Setelah mereka berjalan beberapa langkah, tiba-tiba gempa yang sangat dahsyat terjadi. Saking hebatnya gempa ini, Daiki dkk sampai terjatuh. Beberapa tembok dan lantai mulai hancur akibat gempa ini. Yuya segera berlari mendekat ke arah Daiki dan Hikaru untuk melindungi keduanya dari reruntuhan.

“AHAHAHAHA..... sudah dimulai! Kalian semua sudah terlambat para ksatria! Kegelapan akan mengambil alih cahaya di dunia ini! AHAHAHAHA!!”, suara tawa Fuka terdengar begitu keras. Daiki, Yuya, dan Hikaru saling berpandangan, apakah prosesnya telah dimulai?
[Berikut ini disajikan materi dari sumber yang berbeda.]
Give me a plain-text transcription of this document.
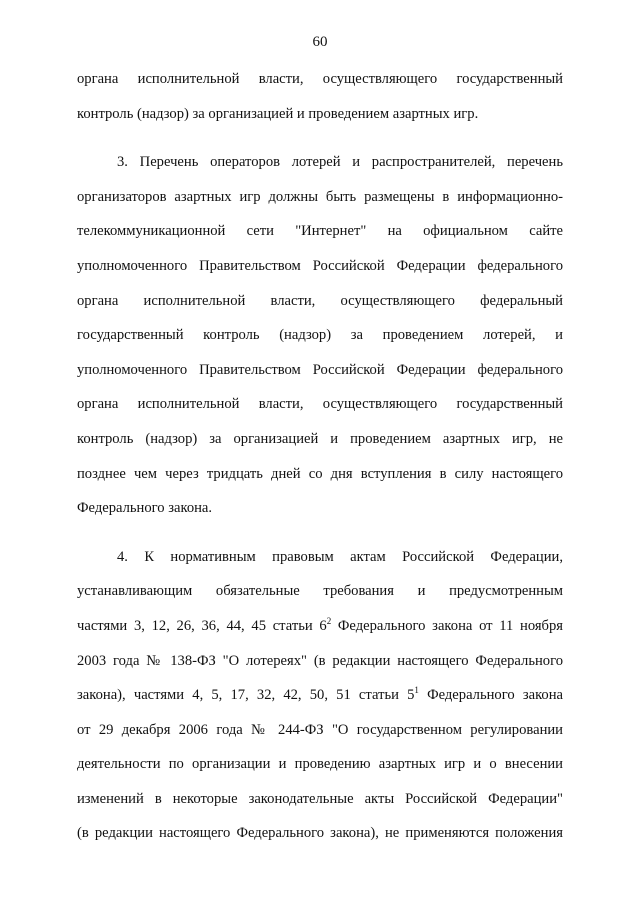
60
органа исполнительной власти, осуществляющего государственный
контроль (надзор) за организацией и проведением азартных игр.
3. Перечень операторов лотерей и распространителей, перечень
организаторов азартных игр должны быть размещены в информационно-
телекоммуникационной сети "Интернет" на официальном сайте
уполномоченного Правительством Российской Федерации федерального
органа исполнительной власти, осуществляющего федеральный
государственный контроль (надзор) за проведением лотерей, и
уполномоченного Правительством Российской Федерации федерального
органа исполнительной власти, осуществляющего государственный
контроль (надзор) за организацией и проведением азартных игр, не
позднее чем через тридцать дней со дня вступления в силу настоящего
Федерального закона.
4. К нормативным правовым актам Российской Федерации,
устанавливающим обязательные требования и предусмотренным
частями 3, 12, 26, 36, 44, 45 статьи $6^2$ Федерального закона от 11 ноября
2003 года № 138-ФЗ "О лотереях" (в редакции настоящего Федерального
закона), частями 4, 5, 17, 32, 42, 50, 51 статьи $5^1$ Федерального закона
от 29 декабря 2006 года № 244-ФЗ "О государственном регулировании
деятельности по организации и проведению азартных игр и о внесении
изменений в некоторые законодательные акты Российской Федерации"
(в редакции настоящего Федерального закона), не применяются положения
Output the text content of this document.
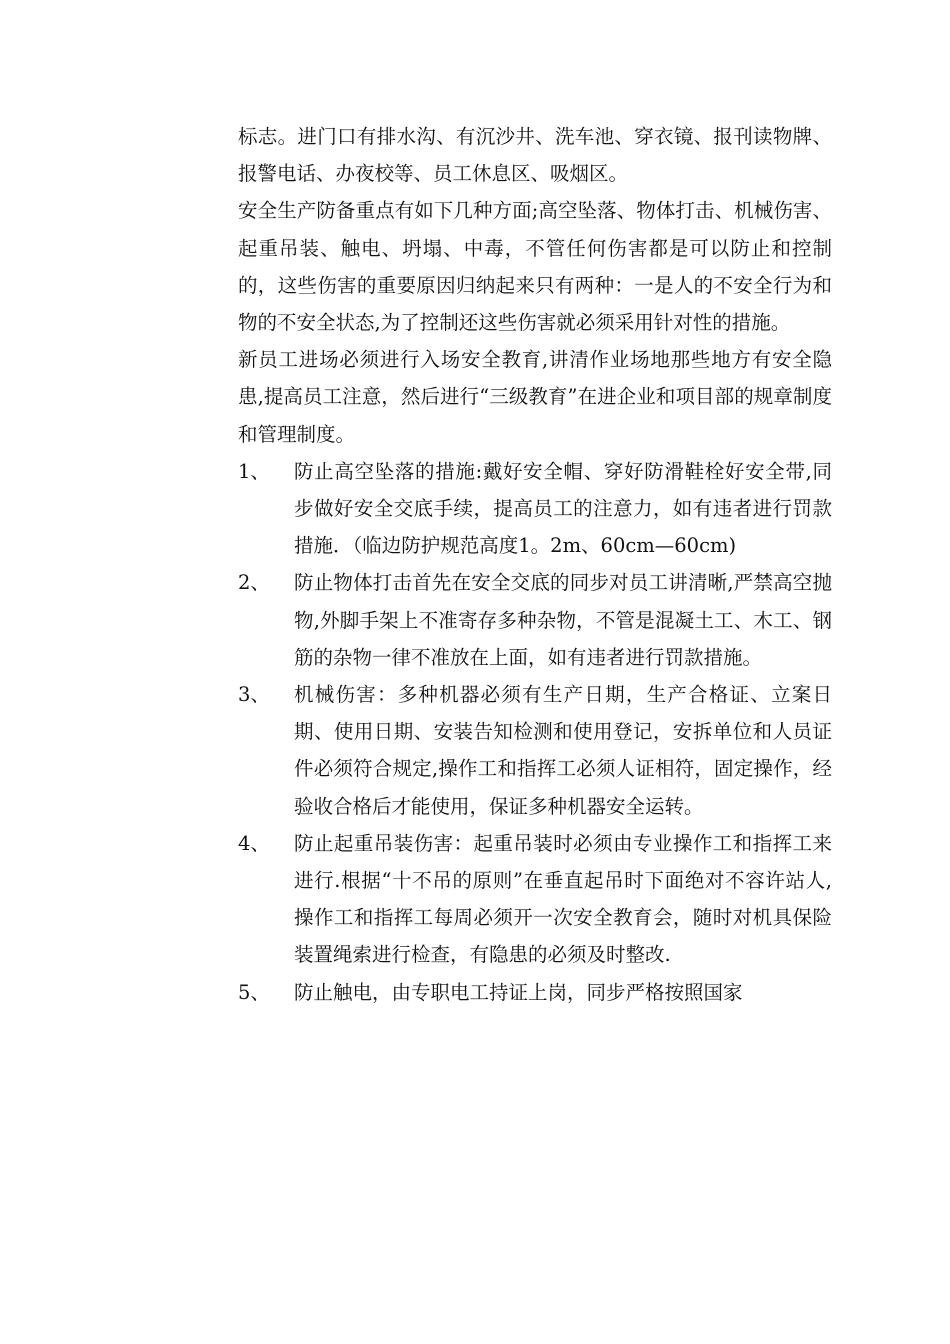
标志。进门口有排水沟、有沉沙井、洗车池、穿衣镜、报刊读物牌、报警电话、办夜校等、员工休息区、吸烟区。

安全生产防备重点有如下几种方面;高空坠落、物体打击、机械伤害、起重吊装、触电、坍塌、中毒，不管任何伤害都是可以防止和控制的，这些伤害的重要原因归纳起来只有两种：一是人的不安全行为和物的不安全状态,为了控制还这些伤害就必须采用针对性的措施。

新员工进场必须进行入场安全教育,讲清作业场地那些地方有安全隐患,提高员工注意，然后进行“三级教育”在进企业和项目部的规章制度和管理制度。

1、	防止高空坠落的措施:戴好安全帽、穿好防滑鞋栓好安全带,同步做好安全交底手续，提高员工的注意力，如有违者进行罚款措施．（临边防护规范高度1。2m、60cm—60cm)
2、	防止物体打击首先在安全交底的同步对员工讲清晰,严禁高空抛物,外脚手架上不准寄存多种杂物，不管是混凝土工、木工、钢筋的杂物一律不准放在上面，如有违者进行罚款措施。
3、	机械伤害：多种机器必须有生产日期，生产合格证、立案日期、使用日期、安装告知检测和使用登记，安拆单位和人员证件必须符合规定,操作工和指挥工必须人证相符，固定操作，经验收合格后才能使用，保证多种机器安全运转。
4、	防止起重吊装伤害：起重吊装时必须由专业操作工和指挥工来进行.根据“十不吊的原则”在垂直起吊时下面绝对不容许站人,操作工和指挥工每周必须开一次安全教育会，随时对机具保险装置绳索进行检查，有隐患的必须及时整改.
5、	防止触电，由专职电工持证上岗，同步严格按照国家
Di bawah, tempat Yamada dkk.

Aku mulai panik ketika tiba-tiba gempa yang sangat dahsyat terjadi. Akibat gempa ini, aku tidak bisa berdiri dengan baik. Chinen pun segera kembali ke sosoknya yang semula untuk menghindar dari reruntuhan yang jatuh dari atas. Beberapa makhluk kegelapan yang tidak bisa menyelamatkan diri, terkena reruntuhan itu. Yuto melindungi aku, Chinen, dan Keito dengan cara menghancurkan reruntuhan yang mengarah ke kami. Sedangkan Yabu melindungi Inoo dengan perisai air miliknya.

“King memang hebat. Dia berhasil melakukannya. Sebentar lagi, sang necromancer akan kembali bangkit. Saat itu jugalah, kami, para makhluk kegelapan, akan menguasai bumi ini dengan menebarkan kegelapan di muka bumi sehingga tidak ada satupun cahaya di bumi ini”, ucap Queen sambil tersenyum lebar.

‘Apa yang harus kami lakukan?’, batinku cemas.